Uma regra rígida e uma prática mole (Alexis de Tocqueville)
O artigo O Triunfo das Salsichas abre com uma citação de Alexis de Tocqueville (1805-1859). Atendendo às frases seguintes, sabe a pouco. Tocqueville é um dos grandes autores da sociologia e da ciência política. Século e meio depois, a sua obra permanece actual. Neste excerto de O Antigo Regime e a Revolução, Tocqueville desmonta as formas de governo do Antigo Regime e dos países da Europa do Sul.
“Vê-se que a história é uma galeria de quadros com poucas obras originais e muitas cópias.
Aliás é preciso admitir que na França o governo central jamais imita os governos do sul da Europa, que dão a impressão de só se terem apoderado de tudo para deixar tudo estéril. Aqui demonstra muitas vezes uma grande inteligência na execução de sua tarefa e sempre uma grande atividade. Mas esta actividade pode tornar-se improdutiva e até nociva porque quer às vezes realizar coisas que ultrapassam suas forças ou então faz coisas que ninguém controla.
Poucas coisas inovam e chegam a abandonar as reformas as mais necessárias, cujo êxito exigiria uma energia perseverante, e muda sem cessar algum regulamento ou alguma lei. Nada permanece por algum tempo como está na esfera em que manda. Novas regras sucedem-se com uma rapidez tão singular que os agentes obrigados a obedecer a tantas ordens sucessivas muitas vezes não conseguem descobrir de que maneira é possível fazê-lo. Funcionários municipais queixam-se ao controlador geral da extrema mobilidade da legislação secundária. Dizem que “a variação dos decretos sobre as finanças é tamanha que não dá tempo a um funcionário municipal, mesmo inamovível, de se dedicar a outra coisa que ao estudo dos novos decretos à medida que surgem e que tanto o ocupam que tem de descuidar de todo o resto”.

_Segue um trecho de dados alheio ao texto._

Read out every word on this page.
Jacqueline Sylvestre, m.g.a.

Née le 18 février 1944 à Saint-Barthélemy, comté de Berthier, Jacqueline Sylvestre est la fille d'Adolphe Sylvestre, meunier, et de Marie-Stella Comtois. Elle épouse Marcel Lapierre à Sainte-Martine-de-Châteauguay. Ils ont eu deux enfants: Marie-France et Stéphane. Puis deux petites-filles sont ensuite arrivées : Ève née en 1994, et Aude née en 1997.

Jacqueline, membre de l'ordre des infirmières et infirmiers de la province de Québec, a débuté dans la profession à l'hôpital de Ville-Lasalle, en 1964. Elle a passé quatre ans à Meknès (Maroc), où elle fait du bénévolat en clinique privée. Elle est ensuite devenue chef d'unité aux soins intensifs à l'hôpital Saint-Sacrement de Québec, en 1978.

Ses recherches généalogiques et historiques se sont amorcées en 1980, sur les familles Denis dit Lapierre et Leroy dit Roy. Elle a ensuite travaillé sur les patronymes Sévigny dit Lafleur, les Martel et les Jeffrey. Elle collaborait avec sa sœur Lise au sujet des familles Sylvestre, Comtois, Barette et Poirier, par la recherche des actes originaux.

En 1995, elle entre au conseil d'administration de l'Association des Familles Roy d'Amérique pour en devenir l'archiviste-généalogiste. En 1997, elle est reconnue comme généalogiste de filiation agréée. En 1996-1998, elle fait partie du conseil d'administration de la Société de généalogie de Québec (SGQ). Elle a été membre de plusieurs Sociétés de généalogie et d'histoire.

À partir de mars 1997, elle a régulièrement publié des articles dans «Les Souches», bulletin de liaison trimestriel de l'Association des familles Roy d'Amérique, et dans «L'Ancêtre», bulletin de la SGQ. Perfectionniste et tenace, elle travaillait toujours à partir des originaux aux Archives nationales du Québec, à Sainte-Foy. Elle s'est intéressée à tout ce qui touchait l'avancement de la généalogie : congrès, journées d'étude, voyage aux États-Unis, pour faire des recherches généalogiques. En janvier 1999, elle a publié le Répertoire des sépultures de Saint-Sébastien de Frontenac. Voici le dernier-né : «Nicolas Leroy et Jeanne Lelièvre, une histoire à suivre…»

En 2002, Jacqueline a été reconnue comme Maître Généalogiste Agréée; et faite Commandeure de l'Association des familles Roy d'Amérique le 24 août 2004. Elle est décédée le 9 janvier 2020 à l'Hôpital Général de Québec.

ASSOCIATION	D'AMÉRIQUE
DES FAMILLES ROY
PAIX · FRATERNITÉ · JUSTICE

Mesmo quando uma lei não mudava, a maneira de aplicá-la variava. Quem não teve a oportunidade de observar o funcionamento da administração do antigo regime através da leitura dos documentos secretos que deixou não pode ter uma idéia do desprezo que a lei acaba despertando até mesmo no espírito daqueles que a aplicam, quando não existem mais nem assembléias políticas, nem jornais para freiar a atividade caprichosa e o humor arbitrário e volúvel dos ministros e de seus assessores.
Raras são as decisões do Conselho que não se referem a leis anteriores, às vezes recentes, que foram decretadas mas jamais executadas. Não existem editais ou declarações do rei nem cartas patentes solenemente registradas que não tenham sofrido mil alterações na prática. As cartas dos controladores gerais e dos intendentes mostram que o governo sempre permite exceções. Raramente desobedece à lei, mas dobra-a em todos os sentidos conforme casos particulares e para a maior facilidade dos negócios.
O intendente escreve ao ministro sobre o caso de um direito de outorga ao qual um adjudicador das obras públicas queria esquivar-se: “É evidente que a estrita obediência aos editais e decretos que acabo de citar não permite que isentemos pessoa alguma destes direitos. Mas quem conhece bem os negócios sabe que existem meios de tratar estes dispositivos imperiosos da mesma maneira que as penas que impõem e que, apesar de encontrá-los em quase todos os decretos, declarações e editais referentes à criação de impostos, isto jamais impediu que houvesse exceções.”
Eis todo o antigo regime e toda sua caracterização: uma regra rígida e uma prática mole” (Alexis de Tocqueville, O Antigo Regime e a Revolução, 1856; Brasília, Editora Universidade de Brasília, 1997, pp. 97-98).
Toda a regra rígida promove “prática mole”? Parece-me, na base das salsichas, o contrário, a prática mole, promove regras rígidas!